Before Bill S jumps in and shows us that it’s faster when we manipulate the M code directly, I figure I’ll cover that too.  Bill is absolutely correct when he comments on my posts showing why we should learn M.  Here’s the (summarized) route to do the same thing using M code:

  • Load the initial table into Power Query
  • Go to Home –> Remove Rows –> Remove Top Rows –> 4
  • Go to Transform –> Use First Row as Headers
  • Add a custom column
    • Name:   Date
    • Formula:  =Date.From(Source[Column1]{2})

You’re done.  :)

Why?  The trick is all in the formula.  Let’s build it up gradually.

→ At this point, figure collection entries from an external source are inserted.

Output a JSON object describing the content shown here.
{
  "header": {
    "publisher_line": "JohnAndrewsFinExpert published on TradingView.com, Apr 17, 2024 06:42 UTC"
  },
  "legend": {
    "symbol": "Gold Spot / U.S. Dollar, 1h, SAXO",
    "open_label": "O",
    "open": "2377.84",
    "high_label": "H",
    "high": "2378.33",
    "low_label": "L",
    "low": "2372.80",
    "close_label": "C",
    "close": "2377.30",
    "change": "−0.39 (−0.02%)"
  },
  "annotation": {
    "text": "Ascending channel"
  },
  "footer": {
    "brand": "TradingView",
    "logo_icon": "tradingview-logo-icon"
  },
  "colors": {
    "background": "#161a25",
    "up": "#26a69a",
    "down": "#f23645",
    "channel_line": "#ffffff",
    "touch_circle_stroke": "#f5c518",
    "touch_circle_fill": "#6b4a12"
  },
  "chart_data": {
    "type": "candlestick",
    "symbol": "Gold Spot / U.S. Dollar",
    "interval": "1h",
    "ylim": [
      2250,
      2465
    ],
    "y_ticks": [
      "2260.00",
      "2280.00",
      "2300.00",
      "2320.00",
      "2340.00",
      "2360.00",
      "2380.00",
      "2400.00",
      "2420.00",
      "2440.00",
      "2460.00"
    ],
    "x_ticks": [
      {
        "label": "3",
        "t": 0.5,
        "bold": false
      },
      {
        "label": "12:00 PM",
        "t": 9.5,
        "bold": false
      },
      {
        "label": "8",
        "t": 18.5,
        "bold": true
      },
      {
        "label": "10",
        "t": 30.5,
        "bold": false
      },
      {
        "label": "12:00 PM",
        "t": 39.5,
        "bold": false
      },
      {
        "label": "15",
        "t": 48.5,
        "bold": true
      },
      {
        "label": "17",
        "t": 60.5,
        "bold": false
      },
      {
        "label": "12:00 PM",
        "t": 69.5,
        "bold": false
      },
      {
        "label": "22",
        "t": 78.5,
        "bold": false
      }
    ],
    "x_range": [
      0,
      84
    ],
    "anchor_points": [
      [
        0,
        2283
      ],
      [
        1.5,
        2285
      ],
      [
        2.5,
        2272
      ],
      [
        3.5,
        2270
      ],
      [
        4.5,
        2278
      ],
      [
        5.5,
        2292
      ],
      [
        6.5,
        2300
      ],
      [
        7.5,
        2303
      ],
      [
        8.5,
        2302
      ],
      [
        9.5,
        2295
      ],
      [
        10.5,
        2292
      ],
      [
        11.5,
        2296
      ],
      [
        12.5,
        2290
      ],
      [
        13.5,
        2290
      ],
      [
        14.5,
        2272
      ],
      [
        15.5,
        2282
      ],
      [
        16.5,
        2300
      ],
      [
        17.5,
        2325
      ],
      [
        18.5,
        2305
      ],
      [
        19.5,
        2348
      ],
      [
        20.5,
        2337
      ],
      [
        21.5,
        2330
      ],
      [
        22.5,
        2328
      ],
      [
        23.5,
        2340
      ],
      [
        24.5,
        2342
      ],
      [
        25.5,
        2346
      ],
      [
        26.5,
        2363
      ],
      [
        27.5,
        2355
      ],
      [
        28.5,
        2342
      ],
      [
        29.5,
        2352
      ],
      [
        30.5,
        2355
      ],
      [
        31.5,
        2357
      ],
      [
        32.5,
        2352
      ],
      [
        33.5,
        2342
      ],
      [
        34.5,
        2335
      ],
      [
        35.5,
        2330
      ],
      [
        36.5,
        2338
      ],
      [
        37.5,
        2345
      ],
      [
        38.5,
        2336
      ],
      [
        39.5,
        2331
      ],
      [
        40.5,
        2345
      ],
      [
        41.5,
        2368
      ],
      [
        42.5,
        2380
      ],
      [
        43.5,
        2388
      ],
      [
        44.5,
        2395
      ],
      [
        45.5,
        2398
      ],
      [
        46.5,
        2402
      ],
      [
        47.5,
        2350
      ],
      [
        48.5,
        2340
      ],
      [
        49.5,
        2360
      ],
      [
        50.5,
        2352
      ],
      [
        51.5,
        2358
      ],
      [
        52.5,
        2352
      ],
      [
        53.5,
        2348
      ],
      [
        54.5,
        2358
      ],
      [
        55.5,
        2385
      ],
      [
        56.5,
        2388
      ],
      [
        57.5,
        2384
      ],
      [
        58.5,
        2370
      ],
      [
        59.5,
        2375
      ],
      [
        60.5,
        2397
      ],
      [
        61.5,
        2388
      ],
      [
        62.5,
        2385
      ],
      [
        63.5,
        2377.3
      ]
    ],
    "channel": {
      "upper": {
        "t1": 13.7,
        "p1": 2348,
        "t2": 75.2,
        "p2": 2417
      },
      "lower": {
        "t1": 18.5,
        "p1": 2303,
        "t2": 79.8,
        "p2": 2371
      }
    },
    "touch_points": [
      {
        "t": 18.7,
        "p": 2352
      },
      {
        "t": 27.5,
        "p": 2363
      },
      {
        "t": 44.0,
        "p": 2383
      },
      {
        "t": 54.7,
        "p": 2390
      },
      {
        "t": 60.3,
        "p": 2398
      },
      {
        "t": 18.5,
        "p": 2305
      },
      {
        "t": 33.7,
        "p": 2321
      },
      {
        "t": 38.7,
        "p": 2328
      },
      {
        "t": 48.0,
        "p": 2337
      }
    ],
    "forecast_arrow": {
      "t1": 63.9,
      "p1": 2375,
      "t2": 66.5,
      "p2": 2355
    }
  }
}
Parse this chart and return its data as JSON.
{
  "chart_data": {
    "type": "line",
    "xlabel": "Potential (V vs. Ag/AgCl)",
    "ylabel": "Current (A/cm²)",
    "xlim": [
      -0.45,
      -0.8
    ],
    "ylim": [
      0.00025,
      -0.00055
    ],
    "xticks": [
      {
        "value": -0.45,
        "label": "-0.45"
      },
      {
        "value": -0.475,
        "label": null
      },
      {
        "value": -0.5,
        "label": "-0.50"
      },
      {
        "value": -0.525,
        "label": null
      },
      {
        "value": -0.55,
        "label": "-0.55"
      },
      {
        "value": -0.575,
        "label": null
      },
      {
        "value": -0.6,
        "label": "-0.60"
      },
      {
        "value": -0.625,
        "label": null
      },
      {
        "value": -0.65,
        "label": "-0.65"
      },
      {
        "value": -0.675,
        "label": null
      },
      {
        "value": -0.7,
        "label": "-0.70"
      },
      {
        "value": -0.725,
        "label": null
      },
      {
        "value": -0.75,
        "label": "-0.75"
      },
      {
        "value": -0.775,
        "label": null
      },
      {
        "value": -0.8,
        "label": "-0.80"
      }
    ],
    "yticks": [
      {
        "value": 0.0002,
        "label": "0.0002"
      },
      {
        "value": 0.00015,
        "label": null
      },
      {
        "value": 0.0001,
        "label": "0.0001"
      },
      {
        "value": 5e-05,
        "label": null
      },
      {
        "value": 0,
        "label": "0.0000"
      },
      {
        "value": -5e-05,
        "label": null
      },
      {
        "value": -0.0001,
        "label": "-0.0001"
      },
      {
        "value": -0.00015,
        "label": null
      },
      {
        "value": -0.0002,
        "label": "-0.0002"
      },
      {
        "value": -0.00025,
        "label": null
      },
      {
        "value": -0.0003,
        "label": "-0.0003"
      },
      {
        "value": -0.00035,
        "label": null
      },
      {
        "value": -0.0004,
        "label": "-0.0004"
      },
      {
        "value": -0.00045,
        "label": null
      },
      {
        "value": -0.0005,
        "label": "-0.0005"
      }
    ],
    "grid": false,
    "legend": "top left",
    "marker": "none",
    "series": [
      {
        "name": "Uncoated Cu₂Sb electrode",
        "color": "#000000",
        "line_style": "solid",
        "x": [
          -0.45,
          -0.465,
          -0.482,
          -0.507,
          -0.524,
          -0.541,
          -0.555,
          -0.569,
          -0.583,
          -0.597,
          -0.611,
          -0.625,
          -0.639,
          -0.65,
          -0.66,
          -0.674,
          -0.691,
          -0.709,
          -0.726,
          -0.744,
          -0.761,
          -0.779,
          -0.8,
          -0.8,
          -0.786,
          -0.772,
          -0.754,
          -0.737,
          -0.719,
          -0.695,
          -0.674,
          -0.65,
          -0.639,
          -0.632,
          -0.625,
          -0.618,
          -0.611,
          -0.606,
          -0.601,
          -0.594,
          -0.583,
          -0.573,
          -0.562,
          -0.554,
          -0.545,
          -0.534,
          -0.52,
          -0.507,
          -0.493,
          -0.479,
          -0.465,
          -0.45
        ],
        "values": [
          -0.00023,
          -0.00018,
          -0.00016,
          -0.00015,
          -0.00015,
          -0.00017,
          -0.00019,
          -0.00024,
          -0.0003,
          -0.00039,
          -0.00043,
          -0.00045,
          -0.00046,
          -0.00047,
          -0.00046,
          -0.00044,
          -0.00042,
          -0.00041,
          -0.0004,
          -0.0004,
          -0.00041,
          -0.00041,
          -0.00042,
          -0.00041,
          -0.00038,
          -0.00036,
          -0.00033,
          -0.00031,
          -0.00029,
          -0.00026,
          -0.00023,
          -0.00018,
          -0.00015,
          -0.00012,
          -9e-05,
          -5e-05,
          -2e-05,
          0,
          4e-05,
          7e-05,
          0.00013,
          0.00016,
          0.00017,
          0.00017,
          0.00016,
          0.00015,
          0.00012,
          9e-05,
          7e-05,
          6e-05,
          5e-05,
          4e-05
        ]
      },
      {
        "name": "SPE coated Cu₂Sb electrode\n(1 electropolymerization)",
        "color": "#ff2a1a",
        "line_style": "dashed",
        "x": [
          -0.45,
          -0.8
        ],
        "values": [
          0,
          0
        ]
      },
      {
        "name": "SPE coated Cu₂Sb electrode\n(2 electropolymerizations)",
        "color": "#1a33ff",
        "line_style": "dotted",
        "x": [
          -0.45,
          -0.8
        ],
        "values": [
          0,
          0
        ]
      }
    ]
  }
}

We start by referring to the Source step.

  • =Source

This would return a table to the column (as you saw earlier).  We then modify the formula and append [Column1] to this so that we have:

  • =Source[Column1]

This returns the list of all of the values in Column1 from the Source step.  (Never mind that we moved past that step – it will still refer to it as if it was still around.)  Next we append the index of the data point we want.  Remembering that Power Query is base 0, that means that we need #2 to get to the 3rd data point:

  • =Source[Column1]{2}

Now, if you went with this as your formula you’d find that it actually returns a DateTime value.  So the last step is to wrap it in a formula to extract just the date:

  • =Date.From(Source[Column1]{2})

Final Thoughts

So now you’ve seen two ways to pull this off… one via the user interface, one more efficient by writing a small bit of M code.  Different options for different comfort levels.

What I love about Power Query is that you don’t NEED to master M to use it effectively.  But if you DO master M, then it sure can make your queries more efficient and elegant.

Also, I should mention this… if the user really DID want to merge these two queries together, it is as easy as adding a new step (by clicking that fx button), then putting in the name of the other query.  That will bring the data over, and then it’s simply a matter of following the rest of this post to stitch them together.